Summary of Chain Replication Protocol

Salem Alqahtani
5 min readApr 7, 2021

Chain Replication (CR) is a protocol that handles crash failure for replicated storage object on a large scale system for high throughput, high availability, and strong consistency. This storage object is called storage services.

Storage services provides a client view of the object that has two states called history (Hist_objID) and pending (pending_ObjID). Hist_objID stores all history of updates for objID while pending_ObjID stores a set of pending requests for ObjID. The clients can perform query and update operations. The server states should output consistent transactions called T1, T2, and T3 that response to client operations(See the figure below).

Client’s view of an object

Chain replication(CR) replicates the object over N servers where N-1 server can fail. Objects are organized sequentially forming a chain of servers. The first server of the chain called a head and the last server called a tail. See figure 2 in the paper. The server responses to client requests in three functions. Reply Generation: Tail server replies to the client; Query Processing: queries requests forward to the tail of the chain and the tail server processes the request and replies to the client; Update Processing: Update requests direct to the head of the chain. Then the requests forward on the chain until the request handled by the tail.

CR has a strong consistent model that holds because only one server tail processed the request. The Hist_objID values stored by the tail server while pending_ObjID values stored by all servers but not yet processed by the tail. Once it processed, the requests will eliminate from pending set.

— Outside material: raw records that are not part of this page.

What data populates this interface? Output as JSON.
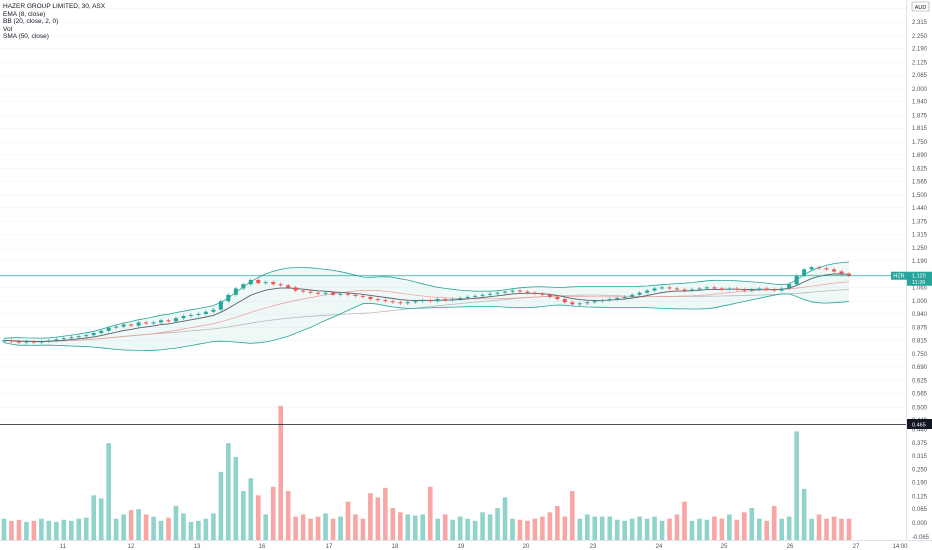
{
  "legend": {
    "title": "HAZER GROUP LIMITED, 30, ASX",
    "ema": "EMA (8, close)",
    "bb": "BB (20, close, 2, 0)",
    "vol": "Vol",
    "sma": "SMA (50, close)"
  },
  "currency": "AUD",
  "last_price": {
    "symbol": "HZR",
    "price": "1.120",
    "countdown": "11:26"
  },
  "crosshair_label": "0.465",
  "colors": {
    "up": "#26a69a",
    "down": "#ef5350",
    "vol_up": "#8fd3cb",
    "vol_down": "#f7a6a4",
    "bb": "#26a69a",
    "ema": "#ef5350",
    "sma": "#b9b9b9",
    "price_line": "#26a69a"
  },
  "chart_data": {
    "type": "candlestick",
    "title": "HAZER GROUP LIMITED, 30, ASX",
    "x_ticks": [
      "11",
      "12",
      "13",
      "16",
      "17",
      "18",
      "19",
      "20",
      "23",
      "24",
      "25",
      "26",
      "27",
      "14:00"
    ],
    "price_ticks": [
      "2.380",
      "2.315",
      "2.250",
      "2.190",
      "2.125",
      "2.065",
      "2.000",
      "1.940",
      "1.875",
      "1.815",
      "1.750",
      "1.690",
      "1.625",
      "1.565",
      "1.500",
      "1.440",
      "1.375",
      "1.315",
      "1.250",
      "1.190",
      "1.125",
      "1.065",
      "1.000",
      "0.940",
      "0.875",
      "0.815",
      "0.750",
      "0.690",
      "0.625",
      "0.565",
      "0.500",
      "0.440"
    ],
    "volume_ticks": [
      "0.440",
      "0.375",
      "0.315",
      "0.250",
      "0.190",
      "0.125",
      "0.065",
      "0.000",
      "-0.065"
    ],
    "close": [
      0.815,
      0.81,
      0.805,
      0.81,
      0.805,
      0.81,
      0.815,
      0.82,
      0.825,
      0.83,
      0.835,
      0.84,
      0.85,
      0.86,
      0.875,
      0.88,
      0.89,
      0.885,
      0.9,
      0.895,
      0.9,
      0.91,
      0.905,
      0.92,
      0.93,
      0.935,
      0.94,
      0.95,
      0.96,
      1.0,
      1.03,
      1.06,
      1.08,
      1.1,
      1.085,
      1.09,
      1.08,
      1.075,
      1.065,
      1.05,
      1.045,
      1.04,
      1.035,
      1.04,
      1.03,
      1.035,
      1.03,
      1.025,
      1.02,
      1.01,
      1.005,
      1.0,
      0.995,
      0.99,
      0.995,
      1.0,
      1.005,
      1.0,
      1.01,
      1.005,
      1.01,
      1.015,
      1.02,
      1.025,
      1.03,
      1.035,
      1.04,
      1.045,
      1.05,
      1.045,
      1.04,
      1.035,
      1.03,
      1.02,
      1.01,
      0.995,
      0.985,
      0.99,
      0.995,
      1.0,
      1.005,
      1.01,
      1.015,
      1.02,
      1.03,
      1.04,
      1.05,
      1.06,
      1.065,
      1.06,
      1.055,
      1.05,
      1.055,
      1.06,
      1.065,
      1.06,
      1.055,
      1.06,
      1.055,
      1.05,
      1.055,
      1.06,
      1.055,
      1.05,
      1.06,
      1.08,
      1.12,
      1.15,
      1.16,
      1.155,
      1.15,
      1.14,
      1.13,
      1.12
    ],
    "volume": [
      0.02,
      0.01,
      0.015,
      0.005,
      0.01,
      0.02,
      0.01,
      0.005,
      0.015,
      0.01,
      0.02,
      0.025,
      0.13,
      0.115,
      0.375,
      0.02,
      0.04,
      0.06,
      0.065,
      0.04,
      0.03,
      0.01,
      0.025,
      0.08,
      0.045,
      0.005,
      0.01,
      0.02,
      0.045,
      0.24,
      0.375,
      0.31,
      0.15,
      0.21,
      0.13,
      0.04,
      0.17,
      0.55,
      0.15,
      0.03,
      0.04,
      0.02,
      0.03,
      0.045,
      0.02,
      0.03,
      0.1,
      0.04,
      0.02,
      0.14,
      0.12,
      0.165,
      0.07,
      0.05,
      0.04,
      0.035,
      0.04,
      0.17,
      0.02,
      0.04,
      0.015,
      0.03,
      0.02,
      0.01,
      0.05,
      0.04,
      0.07,
      0.12,
      0.02,
      0.015,
      0.01,
      0.02,
      0.03,
      0.05,
      0.08,
      0.03,
      0.15,
      0.02,
      0.04,
      0.03,
      0.03,
      0.03,
      0.015,
      0.01,
      0.02,
      0.03,
      0.02,
      0.03,
      0.01,
      0.02,
      0.04,
      0.1,
      0.01,
      0.02,
      0.015,
      0.03,
      0.02,
      0.04,
      0.015,
      0.05,
      0.07,
      0.02,
      0.01,
      0.08,
      0.02,
      0.03,
      0.43,
      0.16,
      0.02,
      0.04,
      0.02,
      0.03,
      0.02,
      0.02
    ],
    "last_price": 1.12,
    "ylim_price": [
      0.44,
      2.41
    ],
    "ylim_volume": [
      -0.08,
      0.46
    ]
  }
}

Client send requests either to the head of the chain for update operations or for tail of the chain for query operations. Receivers add the client request to a pending set that not yet processed by the tail or history set. The execution causes the request to be removed from the set of pending requests and add it to the History request set.

CR has a master node that does not fail that resides outside the protocol. This master nodes informs all nodes about any change in the system, such as detect failures in head or tail or any server, inform servers about their predecessors and successors, and informs the client about who is the head and tail servers.

CR can tolerate the failures and have three scenarios.

Failure at the head: Removing head server from the chain and make the successor of the chain the new head. By doing so, the transaction should be consistent with the T1,T2,T3, or no-op. This affecting the pending set of requests.

Failure at the tail: removing tail node affected pending and history set of requests which is consistent with T3.

Failure of other servers: The master informs predecessor and successor nodes of the failure. New predecessors has to forward all history requests to successor node. Predecessor has to maintain a list of sent_i requests that forwarded to new node until these requests processed by tail. Then after receiving an ack from tail node, predecessors remove requests form Sent_i list.

To maintain availability, everytime chain got shorter, the master add new servers. For simplicity, the new node added to the tail and the old tail forward its history and pending requests to new tail.

Primary and backup Protocol(p/b). The primary communicates with clients and with backups. Upon receiving the reply from the backup, the primary informes the client. If primary fails, one of the backup takes over.

With CR, the role of primary is divided between head and tail servers. This reduce the primary overhead and as result, the latency in RC is lower than p/b. Both disseminate update on all servers and CR does it in serial order.

The detect failed server is the dominant cost of both protocols. for chain replication, there are three failures:

Head failure: Query processing is uninterrupted and update is unavailable for 2 messages delays, which is master broadcast message to all servers and inform them the new head and broadcast message to all clients.

Middle server failure: Query processing is uninterrupted and update processing can be delayed but update requests are not lost. The message delay is 4. See figure 3.

Tail failure: Query and update processing are both unavailable for 2 message delivery delays while the master sends a message to new tial and then notifies all clients of the new tial using a broadcast.

for primary/backup, there are two failures:

primary failure: There are five messages delay. 1) master detect the failure, and broadcasts a message to all backup, to stop processing request. 2) Each backup replies to the master. 3) Master broadcasts the identity of the new primary to all backups. 4) The new primary processes the large number of updates and forwards any missing update to backups. 5) Then master broadcast message to all clients of the new primary.

backup failure: Query processing continues uninterrupted provided no update request are in progress. If update requests is in progress then a transient outage of at most 1 message delay from master that no message is coming from faulty backup.

The failure of primary node in p/b is worst than CR tail failure. The best case of chain replication (when middle server failure) is shorter than the best case outage for backup failure.

Single chain, No Failure: with p/b and CR, we have weak p/b and CR, where weak means no strong consistency guarantee. Throughput for weak-chain and weak-p/b were found to bee virtually identical. CR outperforms P/B because the workload disseminated on head and tail rather than solely on the primary.

In the experiment evaluations, the two weak variants outperform CR when there are more than 15% update because the load disseminates on all servers. When the update rate increased, CR outperforms weak variants, because all update done at the head, and query done in tail.

Multiple chain, No Failure: servers will host many chains. However, the set of object grouped together into a single volume. Then use a hash function to map every object to a volume which gives a unique chain. The client requests received by dispatcher that computes the hash to determine the volume and forward the object to the corresponding chain. The throughput for all chains and p/b are the same as one chain. See figure 5.

--

--